Les autorités de la Transition ont insufflé un nouveau souffle dans le système éducatif gabonais. En effet, la mise en solde des enseignants, l’exhumation de la bourse au collège et au lycée, en passant par les activités culturelles et les jeux de l’OGSSU, apportent une bouffée d’oxygène à notre système éducatif.

Ce lundi 8 octobre 2024, c’est la philosophie qui était à l’honneur dans le bassin pédagogique du Moyen-Ogooué. En effet, les inspecteurs de philosophie ont organisé une animation pédagogique visant à échanger avec les enseignants sur la leçon de philosophie, c’est-à-dire sa nature, sa structure et ses fins. Pour monsieur NGUEMBI MAVIOGA et madame KENGUE NGUELE, cette rencontre permet de discuter sur les stratégies susceptibles d’améliorer les leçons de philosophie. Pour ce faire, il était donc question de comprendre préalablement ce qu’il convient de considérer comme une leçon de philosophie.

Pour monsieur NGUEMBI MAVIOGA, la leçon de philosophie a pour but de former des penseurs et non des conteurs. Il a insisté sur la nécessité d’amener les élèves à penser par eux-mêmes. Il a par ailleurs rappelé que le rôle de cette discipline en milieu scolaire demeure la formation des citoyens capables de mener des réflexions.

Les encadreurs pédagogiques ont également rappelé que la leçon donnée en classe émanait d’abord de la réflexion de l’enseignant. Les manuels ne devraient donc pas se substituer à cette réflexion. L’enseignant demeure libre dans sa réflexion. Toutefois, cette indépendance ne signifie en aucun cas faire n’importe quoi. Cette liberté doit s’appuyer sur des convictions philosophiques éprouvées.

À propos des manuels et des annales de philosophie qui abondent sur le marché du savoir, les inspecteurs ont attiré l’attention des participants sur les dangers de la superposition ou la juxtaposition des textes ainsi que les débats d’école. Le cours étant disserté, la réflexion de l’enseignant constitue le socle de sa leçon.

En parlant de réflexion, les professeurs ont évoqué la difficulté grandissante pour les apprenants qui peinent à réfléchir par eux-mêmes. Ils n’ont pas manqué de souligner cette aversion pour la lecture qui gagne du terrain chez bon nombre d’élèves. En effet, les élèves lisent de moins en moins. Ce manque de lecture se traduit par une carence chronique en culture philosophique. D’ailleurs, ce problème de lecture ne concerne pas seulement la philosophie puisque le même constat est dressé en français, en économie et en histoire-géographie : les élèves ne lisent plus. C’est peut-être l’occasion d’adresser un appel à la tutelle pour la création de bibliothèques municipales dans toutes les provinces du Gabon.
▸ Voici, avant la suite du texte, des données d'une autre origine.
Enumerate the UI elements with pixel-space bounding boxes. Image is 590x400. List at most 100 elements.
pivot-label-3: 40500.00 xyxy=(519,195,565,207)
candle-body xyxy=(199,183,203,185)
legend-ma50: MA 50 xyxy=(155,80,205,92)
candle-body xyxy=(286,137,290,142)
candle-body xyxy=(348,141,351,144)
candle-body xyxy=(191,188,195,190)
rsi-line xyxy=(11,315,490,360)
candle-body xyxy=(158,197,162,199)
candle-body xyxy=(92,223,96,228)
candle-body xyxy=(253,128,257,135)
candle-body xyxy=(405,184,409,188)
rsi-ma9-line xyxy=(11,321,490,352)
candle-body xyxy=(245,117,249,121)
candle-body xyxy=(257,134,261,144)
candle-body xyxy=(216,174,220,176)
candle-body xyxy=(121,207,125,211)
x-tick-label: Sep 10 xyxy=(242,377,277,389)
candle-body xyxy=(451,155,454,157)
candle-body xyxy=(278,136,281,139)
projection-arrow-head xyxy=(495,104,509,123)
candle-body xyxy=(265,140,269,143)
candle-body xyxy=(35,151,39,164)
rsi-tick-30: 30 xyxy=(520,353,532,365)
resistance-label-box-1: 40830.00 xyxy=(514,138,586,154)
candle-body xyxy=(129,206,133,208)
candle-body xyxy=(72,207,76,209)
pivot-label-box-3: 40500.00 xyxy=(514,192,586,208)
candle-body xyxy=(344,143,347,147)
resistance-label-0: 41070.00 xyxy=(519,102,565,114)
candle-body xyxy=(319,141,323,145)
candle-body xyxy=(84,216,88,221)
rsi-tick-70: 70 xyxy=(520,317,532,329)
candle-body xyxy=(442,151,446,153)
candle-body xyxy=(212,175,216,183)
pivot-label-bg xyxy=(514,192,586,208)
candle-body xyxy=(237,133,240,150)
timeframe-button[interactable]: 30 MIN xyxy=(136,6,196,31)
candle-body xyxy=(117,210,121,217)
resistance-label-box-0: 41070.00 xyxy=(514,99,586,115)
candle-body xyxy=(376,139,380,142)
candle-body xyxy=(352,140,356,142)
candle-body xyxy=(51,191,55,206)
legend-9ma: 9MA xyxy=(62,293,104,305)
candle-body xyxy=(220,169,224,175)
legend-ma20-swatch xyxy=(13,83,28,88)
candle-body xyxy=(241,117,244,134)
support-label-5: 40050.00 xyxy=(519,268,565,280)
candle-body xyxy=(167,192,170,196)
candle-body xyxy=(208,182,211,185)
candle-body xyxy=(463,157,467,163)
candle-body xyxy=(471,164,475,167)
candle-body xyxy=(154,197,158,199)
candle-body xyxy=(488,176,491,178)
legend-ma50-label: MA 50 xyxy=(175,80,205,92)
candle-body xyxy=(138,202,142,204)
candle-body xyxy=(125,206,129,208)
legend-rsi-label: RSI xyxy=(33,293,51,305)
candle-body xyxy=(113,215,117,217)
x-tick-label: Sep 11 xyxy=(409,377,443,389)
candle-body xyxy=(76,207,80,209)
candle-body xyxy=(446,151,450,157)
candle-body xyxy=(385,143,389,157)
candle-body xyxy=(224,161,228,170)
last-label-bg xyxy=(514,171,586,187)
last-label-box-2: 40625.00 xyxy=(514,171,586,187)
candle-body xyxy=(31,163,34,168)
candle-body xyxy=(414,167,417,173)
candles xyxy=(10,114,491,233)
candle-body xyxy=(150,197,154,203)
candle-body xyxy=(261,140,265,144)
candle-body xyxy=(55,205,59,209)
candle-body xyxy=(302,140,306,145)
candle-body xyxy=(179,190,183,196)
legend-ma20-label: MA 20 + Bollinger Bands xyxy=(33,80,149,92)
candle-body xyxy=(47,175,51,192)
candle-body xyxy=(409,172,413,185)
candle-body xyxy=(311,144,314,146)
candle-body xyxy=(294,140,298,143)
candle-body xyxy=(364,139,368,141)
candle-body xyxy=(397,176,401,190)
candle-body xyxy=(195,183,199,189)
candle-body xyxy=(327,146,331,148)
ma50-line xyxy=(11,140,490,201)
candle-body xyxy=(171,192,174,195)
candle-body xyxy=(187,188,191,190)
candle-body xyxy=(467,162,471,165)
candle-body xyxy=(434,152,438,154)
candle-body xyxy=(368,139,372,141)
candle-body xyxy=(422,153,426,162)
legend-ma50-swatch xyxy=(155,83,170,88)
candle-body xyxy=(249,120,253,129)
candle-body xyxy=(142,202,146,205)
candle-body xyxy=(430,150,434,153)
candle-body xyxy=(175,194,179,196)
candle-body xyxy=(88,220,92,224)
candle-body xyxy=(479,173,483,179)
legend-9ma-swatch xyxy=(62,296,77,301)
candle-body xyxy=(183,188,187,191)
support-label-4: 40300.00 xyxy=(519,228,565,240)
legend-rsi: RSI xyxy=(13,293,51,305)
Pour les inspecteurs, l’animation pédagogique a aussi pour rôle d’encourager les enseignants à concevoir des stratégies pour conduire les apprenants vers la lecture. À cet égard, la mise en place des clubs se présente comme une solution parmi tant d’autres. En effet, le caractère ludique des clubs exerce une pression moins grande que le cours dont la simple évocation dune interrogations ne manque pas de cristalliser les craintes.

Notons que l’absence de clubs n’est pas souvent due au manque de volonté des enseignants. Elle est parfois la conséquence des emplois du temps mal ficelés qui offrent aux professeurs une marge de manœuvre presque inexistante. Ces derniers sont quelquefois submergés par les classes supplémentaires qui n’accordent aucun répit à ces acteurs de l’éducation. Pourtant, la création de clubs a le mérite d’amener les apprenants vers une perception différente de la philosophie. C’est aussi un moyen pour eux d’enrichir leur culture philosophique.

Les discussions préliminaires ont conduit aux travaux des ateliers sur le thème de l’environnement. Ce thème n’est pas fortuit. Il s’agit d’un sujet d’actualité. Cette question nous démontre que la philosophie n’est pas une discipline opaque, essentiellement tournée vers des idées abstraites, mais qu’elle s’intéresse « au quotidien, à la vie ». Il s’agit de démystifier cette discipline qui semble appartenir à une certaine élite. C’est d’ailleurs l’image entretenue par les apprenants.

Il faut le dire, nombreux sont les élèves qui estiment que la philosophie reste une discipline scolaire très difficile. Certains la trouvent même impossible à comprendre. Les notes de classe en disent long. Les élèves ont parfois le sentiment que leurs leçons de philosophie échappent au quotidien, voire à la réalité. Comment briser le mur de glace qui sépare les futurs candidats au baccalauréat et cette discipline ? C’est un défi que doivent relever les professeurs de philosophie du Moyen-Ogooué.